How Does An Emergency Alert System Work?

April 10, 2017 by

If you understand the ins and outs of the AMBER Alert system, a U.S.-originated system that is used by authorities to broadcast child abduction reports via TV, radio and more, then you more or less have some idea of what an emergency alert system is.

Emergency Alert System

In Canada, emergency alert reports are transmitted to Canadians via the nation’s broadcasting system, namely television and radio. These messages are authorized by public officials who inform the public about dangerous situations like biological threats, environmental disasters and natural disasters.

Read on for a closer look at how an emergency system works — and about how you can use one for your business.

Some History

In 2004, the Canadian Radio-television and Telecommunications Commission ordered subscription-based service providers, TV stations, FM radio stations and AM radio stations to broadcast and transmit emergency alert reports. SMS texts and emails are also used to get the word out when there are impending hazards that the public must be made aware of. These messages are delivered via the NPAS, otherwise known as the National Public Alerting System.
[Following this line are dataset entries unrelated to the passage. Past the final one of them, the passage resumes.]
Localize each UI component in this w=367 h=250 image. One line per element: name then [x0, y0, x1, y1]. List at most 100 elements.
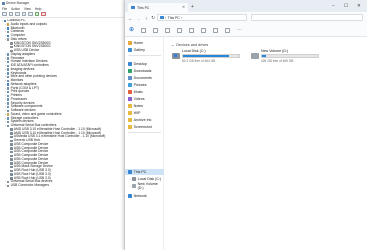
- device-icon: [6, 60, 10, 64]
- device-icon: [6, 23, 10, 26]
- chevron-right-icon[interactable]: ›: [126, 171, 127, 174]
- close-window-icon[interactable]: ✕: [357, 3, 361, 9]
- device-icon: [6, 184, 10, 188]
- sidebar-item[interactable]: Documents: [125, 75, 164, 81]
- sidebar-item-label: Home: [133, 41, 144, 45]
- properties-icon[interactable]: [15, 11, 20, 17]
- paste-icon[interactable]: [165, 27, 170, 33]
- view-icon[interactable]: [225, 27, 230, 33]
- refresh-icon[interactable]: ↻: [151, 15, 155, 21]
- uninstall-device-icon[interactable]: [41, 11, 46, 17]
- pc-icon: [128, 170, 132, 174]
- scan-hardware-icon[interactable]: [28, 11, 33, 17]
- copy-icon[interactable]: [153, 27, 158, 33]
- device-icon: [6, 72, 10, 75]
- home-icon: [128, 41, 132, 45]
- sort-icon[interactable]: [213, 27, 218, 33]
- device-icon: [6, 109, 10, 113]
- search-input[interactable]: [251, 14, 363, 21]
- sidebar-item[interactable]: › New Volume (D:): [125, 182, 164, 190]
- chevron-right-icon[interactable]: ›: [126, 195, 127, 198]
- sidebar-item[interactable]: Pictures: [125, 82, 164, 88]
- sidebar-item[interactable]: Desktop: [125, 61, 164, 67]
- pc-icon: [160, 16, 164, 19]
- device-tree: ⌄ Contoso-PC › Audio inputs and outputs › Blu…: [0, 19, 126, 250]
- more-options-icon[interactable]: …: [237, 26, 242, 33]
- share-icon[interactable]: [189, 27, 194, 33]
- windows-drive-icon: [172, 53, 180, 59]
- drive-tile[interactable]: New Volume (D:) 426 GB free of 465 GB: [251, 49, 321, 67]
- device-icon: [6, 124, 10, 128]
- navigation-pane: Home Gallery Desktop Downloads Documents Pict…: [125, 37, 164, 250]
- drive-tile[interactable]: Local Disk (C:) 82.3 GB free of 464 GB: [172, 49, 242, 67]
- sidebar-item[interactable]: Downloads: [125, 68, 164, 74]
- device-manager-toolbar: [0, 11, 126, 18]
- file-explorer-window: This PC ✕ + – ☐ ✕ ← → ↑ ↻ › This PC › ⊕ …: [124, 0, 367, 250]
- drive-usage-fill: [183, 55, 229, 57]
- sidebar-item[interactable]: › This PC: [125, 169, 164, 175]
- device-icon: [6, 68, 10, 71]
- sidebar-item[interactable]: › Network: [125, 193, 164, 199]
- tab-this-pc[interactable]: This PC ✕: [128, 3, 188, 12]
- forward-icon[interactable]: [8, 11, 13, 17]
- sidebar-item-label: Gallery: [133, 48, 145, 52]
- sidebar-item-label: Music: [133, 90, 143, 94]
- menu-view[interactable]: View: [24, 7, 31, 11]
- minimize-icon[interactable]: –: [332, 3, 335, 8]
- sidebar-item-label: Pictures: [133, 83, 147, 87]
- device-icon: [6, 30, 10, 34]
- device-manager-icon: [2, 1, 5, 5]
- back-icon[interactable]: ←: [128, 16, 133, 21]
- network-icon: [128, 194, 132, 198]
- up-icon[interactable]: ↑: [145, 16, 147, 21]
- device-tree-item[interactable]: › USB Connector Managers: [0, 183, 126, 188]
- device-icon: [6, 64, 10, 68]
- chevron-right-icon[interactable]: ›: [130, 185, 131, 188]
- rename-icon[interactable]: [177, 27, 182, 33]
- forward-icon[interactable]: →: [137, 16, 142, 21]
- sidebar-item[interactable]: Home: [125, 40, 164, 46]
- new-item-icon[interactable]: ⊕: [129, 27, 134, 33]
- update-driver-icon[interactable]: [34, 11, 39, 17]
- device-icon: [6, 94, 10, 98]
- close-tab-icon[interactable]: ✕: [182, 5, 185, 9]
- sidebar-item[interactable]: WIP: [125, 110, 164, 116]
- device-icon: [9, 132, 13, 135]
- breadcrumb-chevron-icon: ›: [181, 15, 183, 20]
- device-icon: [6, 83, 10, 86]
- menu-file[interactable]: File: [2, 7, 7, 11]
- folder-icon: [128, 104, 132, 108]
- sidebar-item[interactable]: Music: [125, 89, 164, 95]
- device-icon: [9, 42, 13, 45]
- sidebar-item[interactable]: Notes: [125, 103, 164, 109]
- device-icon: [6, 87, 10, 90]
- maximize-icon[interactable]: ☐: [344, 3, 348, 9]
- breadcrumb-this-pc[interactable]: This PC: [168, 16, 180, 20]
- sidebar-item-label: New Volume (D:): [137, 182, 158, 190]
- device-icon: [6, 57, 10, 60]
- device-icon: [6, 117, 10, 120]
- cut-icon[interactable]: [141, 27, 146, 33]
- documents-icon: [128, 76, 132, 80]
- downloads-icon: [128, 69, 132, 73]
- device-icon: [6, 120, 10, 124]
- device-icon: [6, 79, 10, 83]
- delete-icon[interactable]: [201, 27, 206, 33]
- menu-action[interactable]: Action: [11, 7, 20, 11]
- sidebar-item[interactable]: Videos: [125, 96, 164, 102]
- menu-help[interactable]: Help: [35, 7, 42, 11]
- device-icon: [6, 38, 10, 41]
- sidebar-item-label: This PC: [133, 170, 147, 174]
- new-tab-icon[interactable]: +: [191, 4, 194, 10]
- folder-icon: [128, 118, 132, 122]
- help-icon[interactable]: [21, 11, 26, 17]
- chevron-right-icon[interactable]: ›: [130, 178, 131, 181]
- pc-icon: [131, 6, 135, 9]
- back-icon[interactable]: [2, 11, 7, 17]
- device-icon: [6, 75, 10, 79]
- group-header[interactable]: ⌄ Devices and drives: [171, 42, 208, 48]
- sidebar-item[interactable]: Archive etc: [125, 117, 164, 123]
- sidebar-item[interactable]: Gallery: [125, 47, 164, 53]
- sidebar-item[interactable]: Screenshot: [125, 124, 164, 130]
- address-bar[interactable]: › This PC ›: [157, 14, 247, 21]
The CRTC in 2009 decided that Pelmorex Communications would be the country’s aggregator as well as disseminator of emergency alert messages. In early June of 2010, Pelmorex rolled out the National Alert Aggregation and Dissemination (NAAD) System, which is a global open data standard that facilitates the exchange not only of public warnings, but also of emergency messages.

What It Means

In the event of a severe natural disaster on the horizon or home type of hazard that could endanger the public, the emergency alert system can be used to interrupt normal programming on, for instance, television and radio, in order to broadcast a message detailing the nature of the emergency or problem as well as advising the public what steps, if any, they should take to safeguard themselves.

What About Your Business?

Situations can easily arise where communicating with your workforce quickly and efficiently is a matter of public safety. For instance, an impending snowstorm that threatens to make the roadways and highways unsafe for travel, a terrorist-attack threat that has closed down the area or a flooding situation that makes the workplace unsafe could compel you to shut down operations for an extended period.

In such situations, you can use a emergency alert system to inform your workers of the problem. If you’ve issued smartphones, you can easily have all your workers’ email addresses and/or mobile phone numbers listed so that messages can be dispatched quickly and efficiently. For workers who still only use landlines, you can have automated messages sent directly to their phone or voicemail so that they are made aware.